The word “Mitra Di Chaat” is thought to have originated from the chat patta flavor and experience, which is best described as salty, sweet, and tangy in most savory snacks and dishes. As the flavor strikes the edges of the tongue and you enjoy the slightly soggy crispness of the paper and other fried bread and pastries, it may also be derived from the term chaat’s, which means to lick.
Various chaat’s has its roots in various regions of India. Now that we know its flavor does not solely define Mitra Di Chaat, let’s look at the 5 varieties that we have all come to love.
1. Papri chaat
An Indian meal called papri chaat combines fried wafers (papri), tamarind and mint chutney, potatoes, yoghurt, and chickpeas. The ingredients are piled, and the chaat masala—a spice blend that comprises cumin, coriander, dried mango, and ginger, as well as chile, asafoetida, and black pepper—and sev—fried chickpea noodles—are typically sprinkled on top of the meal.

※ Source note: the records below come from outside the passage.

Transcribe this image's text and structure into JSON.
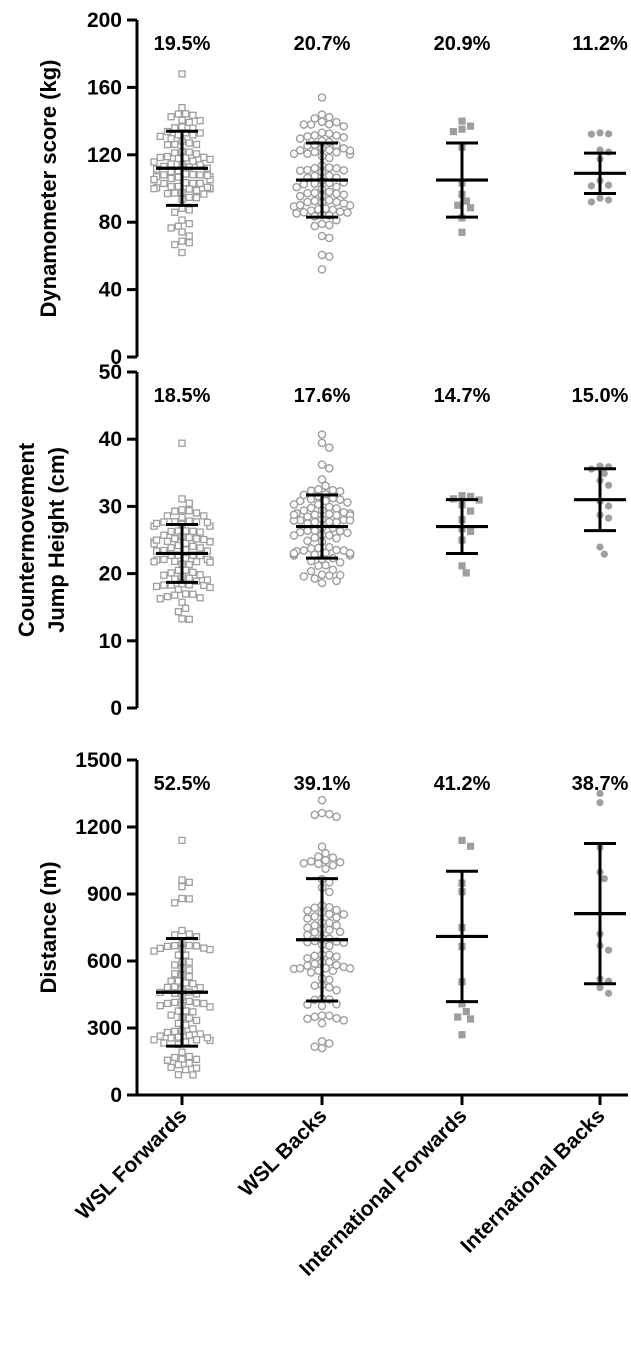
{
  "chart_data": [
    {
      "type": "scatter",
      "ylabel": "Dynamometer score (kg)",
      "ylim": [
        0,
        200
      ],
      "yticks": [
        0,
        40,
        80,
        120,
        160,
        200
      ],
      "categories": [
        "WSL Forwards",
        "WSL Backs",
        "International Forwards",
        "International Backs"
      ],
      "cv_labels": [
        "19.5%",
        "20.7%",
        "20.9%",
        "11.2%"
      ],
      "series": [
        {
          "mean": 112,
          "sd": 22,
          "marker": "open-square",
          "n": 90,
          "min": 62,
          "max": 168
        },
        {
          "mean": 105,
          "sd": 22,
          "marker": "open-circle",
          "n": 90,
          "min": 52,
          "max": 154
        },
        {
          "mean": 105,
          "sd": 22,
          "marker": "filled-square",
          "n": 12,
          "min": 74,
          "max": 140
        },
        {
          "mean": 109,
          "sd": 12,
          "marker": "filled-circle",
          "n": 12,
          "min": 92,
          "max": 133
        }
      ]
    },
    {
      "type": "scatter",
      "ylabel": "Countermovement Jump Height (cm)",
      "ylim": [
        0,
        50
      ],
      "yticks": [
        0,
        10,
        20,
        30,
        40,
        50
      ],
      "categories": [
        "WSL Forwards",
        "WSL Backs",
        "International Forwards",
        "International Backs"
      ],
      "cv_labels": [
        "18.5%",
        "17.6%",
        "14.7%",
        "15.0%"
      ],
      "series": [
        {
          "mean": 23,
          "sd": 4.3,
          "marker": "open-square",
          "n": 90,
          "min": 13.2,
          "max": 39.4
        },
        {
          "mean": 27,
          "sd": 4.7,
          "marker": "open-circle",
          "n": 90,
          "min": 18.6,
          "max": 40.7
        },
        {
          "mean": 27,
          "sd": 4.0,
          "marker": "filled-square",
          "n": 12,
          "min": 20.1,
          "max": 31.6
        },
        {
          "mean": 31,
          "sd": 4.6,
          "marker": "filled-circle",
          "n": 12,
          "min": 22.9,
          "max": 36.0
        }
      ]
    },
    {
      "type": "scatter",
      "ylabel": "Distance (m)",
      "ylim": [
        0,
        1500
      ],
      "yticks": [
        0,
        300,
        600,
        900,
        1200,
        1500
      ],
      "categories": [
        "WSL Forwards",
        "WSL Backs",
        "International Forwards",
        "International Backs"
      ],
      "cv_labels": [
        "52.5%",
        "39.1%",
        "41.2%",
        "38.7%"
      ],
      "series": [
        {
          "mean": 460,
          "sd": 241,
          "marker": "open-square",
          "n": 90,
          "min": 90,
          "max": 1140
        },
        {
          "mean": 695,
          "sd": 274,
          "marker": "open-circle",
          "n": 90,
          "min": 210,
          "max": 1320
        },
        {
          "mean": 710,
          "sd": 292,
          "marker": "filled-square",
          "n": 12,
          "min": 270,
          "max": 1140
        },
        {
          "mean": 812,
          "sd": 314,
          "marker": "filled-circle",
          "n": 12,
          "min": 455,
          "max": 1350
        }
      ]
    }
  ],
  "colors": {
    "axis": "#000000",
    "marker": "#9e9e9e",
    "errorbar": "#000000"
  }
}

The dish is a typical street food item and is typically eaten as a handy, hearty snack. It can be found primarily in Bangladesh, Pakistan, and North India.
2. Dahi puri
The Maharashtrian dish dahi puri is made by hollowing out a puri shell, then stuffing it with potatoes, onions, chaat masala, and various chutneys. Finally, it is topped with beaten yoghurt, crunchy sev (crisp strands of flour), and a few fresh coriander leaves.
The name of this dish, which is a version of the well-known Indian street food known as panipuri, is a combination of the terms dahi, which is Indian for thick yoghurt, and puri, which is an oval-shaped, crispy-fried, puffy bread. Other ingredients can be added to the stuffing to improve it, such as sprouted mung beans or cooked black chickpeas.
3. Katori chaat
Katori chaat or tokri chaat is a traditional Indian dish. It consists of small or medium-sized baskets that are made from grated fried potatoes. Once shaped and prepared, the baskets are filled with various chaat (Indian snacks) ingredients such as curd, potatoes, chickpeas, or chutneys.

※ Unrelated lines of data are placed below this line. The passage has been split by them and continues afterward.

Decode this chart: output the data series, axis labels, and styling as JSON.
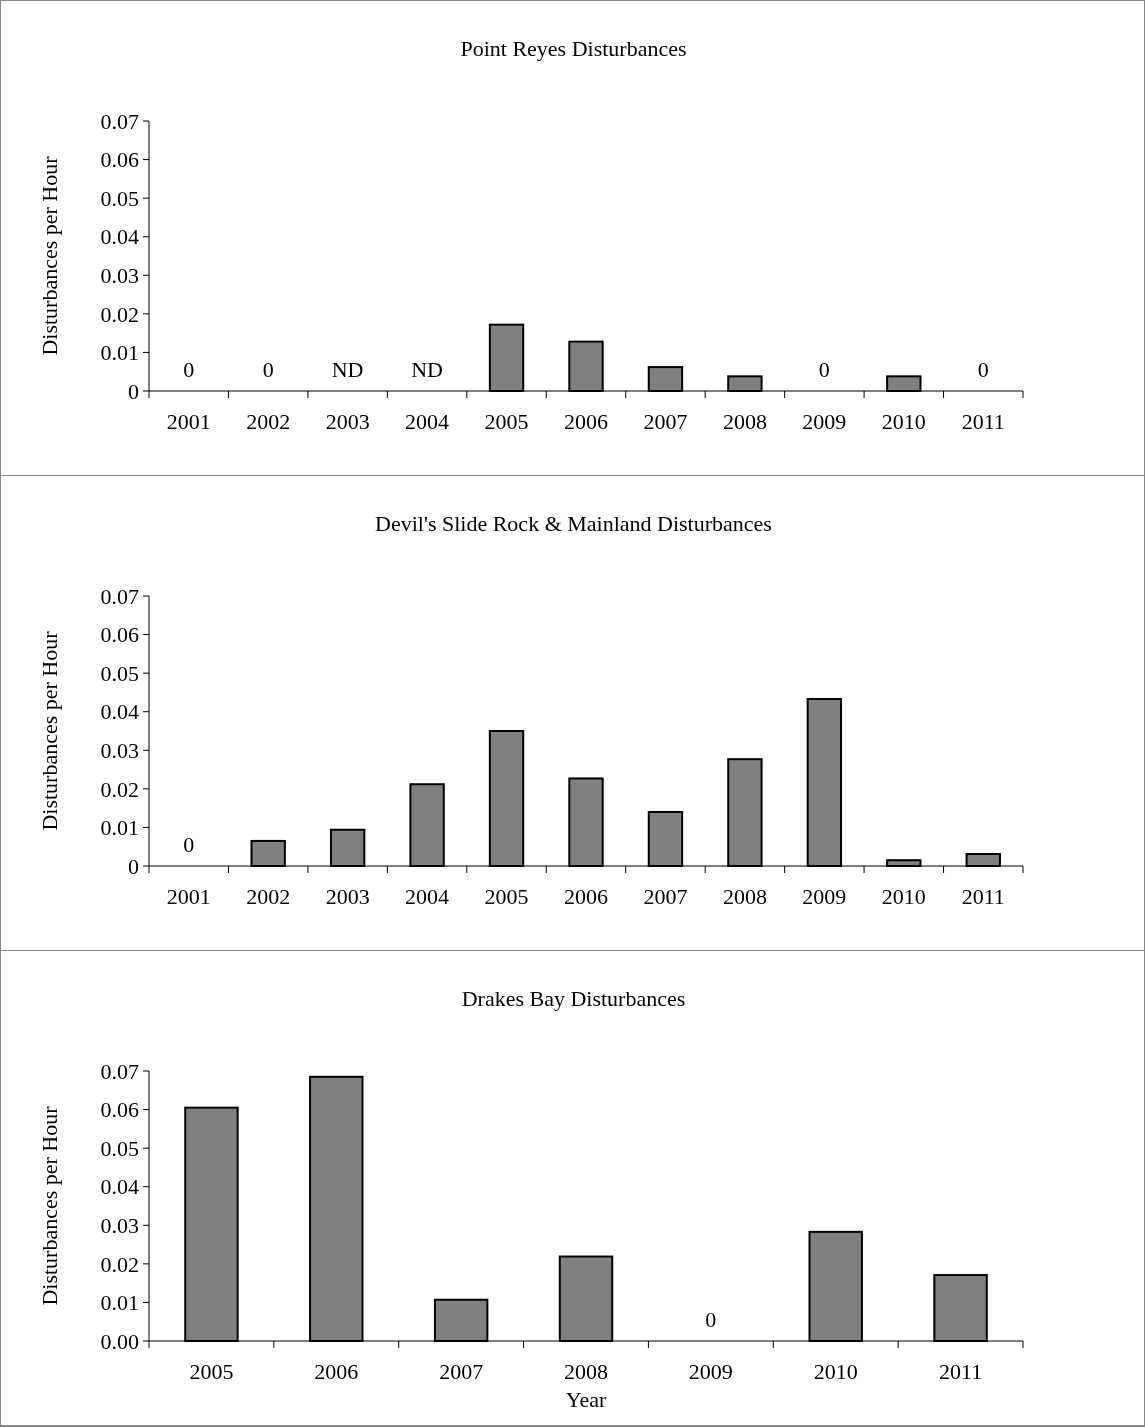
{
  "chart_data": [
    {
      "type": "bar",
      "title": "Point Reyes Disturbances",
      "ylabel": "Disturbances per Hour",
      "categories": [
        "2001",
        "2002",
        "2003",
        "2004",
        "2005",
        "2006",
        "2007",
        "2008",
        "2009",
        "2010",
        "2011"
      ],
      "series": [
        {
          "color": "#808080",
          "values": [
            0,
            0,
            null,
            null,
            0.0172,
            0.0128,
            0.0062,
            0.0038,
            0,
            0.0038,
            0
          ],
          "value_labels": [
            "0",
            "0",
            "ND",
            "ND",
            null,
            null,
            null,
            null,
            "0",
            null,
            "0"
          ]
        }
      ],
      "ylim": [
        0,
        0.07
      ],
      "yticks": [
        0,
        0.01,
        0.02,
        0.03,
        0.04,
        0.05,
        0.06,
        0.07
      ],
      "grid": false
    },
    {
      "type": "bar",
      "title": "Devil's Slide Rock & Mainland Disturbances",
      "ylabel": "Disturbances per Hour",
      "categories": [
        "2001",
        "2002",
        "2003",
        "2004",
        "2005",
        "2006",
        "2007",
        "2008",
        "2009",
        "2010",
        "2011"
      ],
      "series": [
        {
          "color": "#808080",
          "values": [
            0,
            0.0065,
            0.0094,
            0.0212,
            0.035,
            0.0227,
            0.014,
            0.0277,
            0.0433,
            0.0015,
            0.0031
          ],
          "value_labels": [
            "0",
            null,
            null,
            null,
            null,
            null,
            null,
            null,
            null,
            null,
            null
          ]
        }
      ],
      "ylim": [
        0,
        0.07
      ],
      "yticks": [
        0,
        0.01,
        0.02,
        0.03,
        0.04,
        0.05,
        0.06,
        0.07
      ],
      "grid": false
    },
    {
      "type": "bar",
      "title": "Drakes Bay Disturbances",
      "ylabel": "Disturbances per Hour",
      "xlabel": "Year",
      "categories": [
        "2005",
        "2006",
        "2007",
        "2008",
        "2009",
        "2010",
        "2011"
      ],
      "series": [
        {
          "color": "#808080",
          "values": [
            0.0605,
            0.0685,
            0.0107,
            0.0219,
            0,
            0.0283,
            0.0171
          ],
          "value_labels": [
            null,
            null,
            null,
            null,
            "0",
            null,
            null
          ]
        }
      ],
      "ylim": [
        0,
        0.07
      ],
      "yticks": [
        {
          "value": 0,
          "label": "0.00"
        },
        0.01,
        0.02,
        0.03,
        0.04,
        0.05,
        0.06,
        0.07
      ],
      "grid": false
    }
  ]
}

There are many variations on katori chaat so it can also be filled with sprouts, onions, or tomatoes. Although most baskests for katori chaat are fried, they can also be baked, and the dish is sometimes garnished with coriander leaves before serving.
4. Dahi Bhalla
The dahi vada is present in this chaat in the forms of Dahi Bhalla (Punjab), Doi Bora (Bengal), Thayir Vadai (Tamil Nadu), Mosare Vada (Karnataka), and Perugu Vade, therefore its origins are unknown (Telangana)
The chaat’s name speaks for itself.
5. Sev Puri
This food has its origins in Bombay, and creating it requires skill. On a platter, papdis are placed first, then mashed potatoes, dahi, chutney, and sev are added. The method is similar to layering, and the outcome is divine.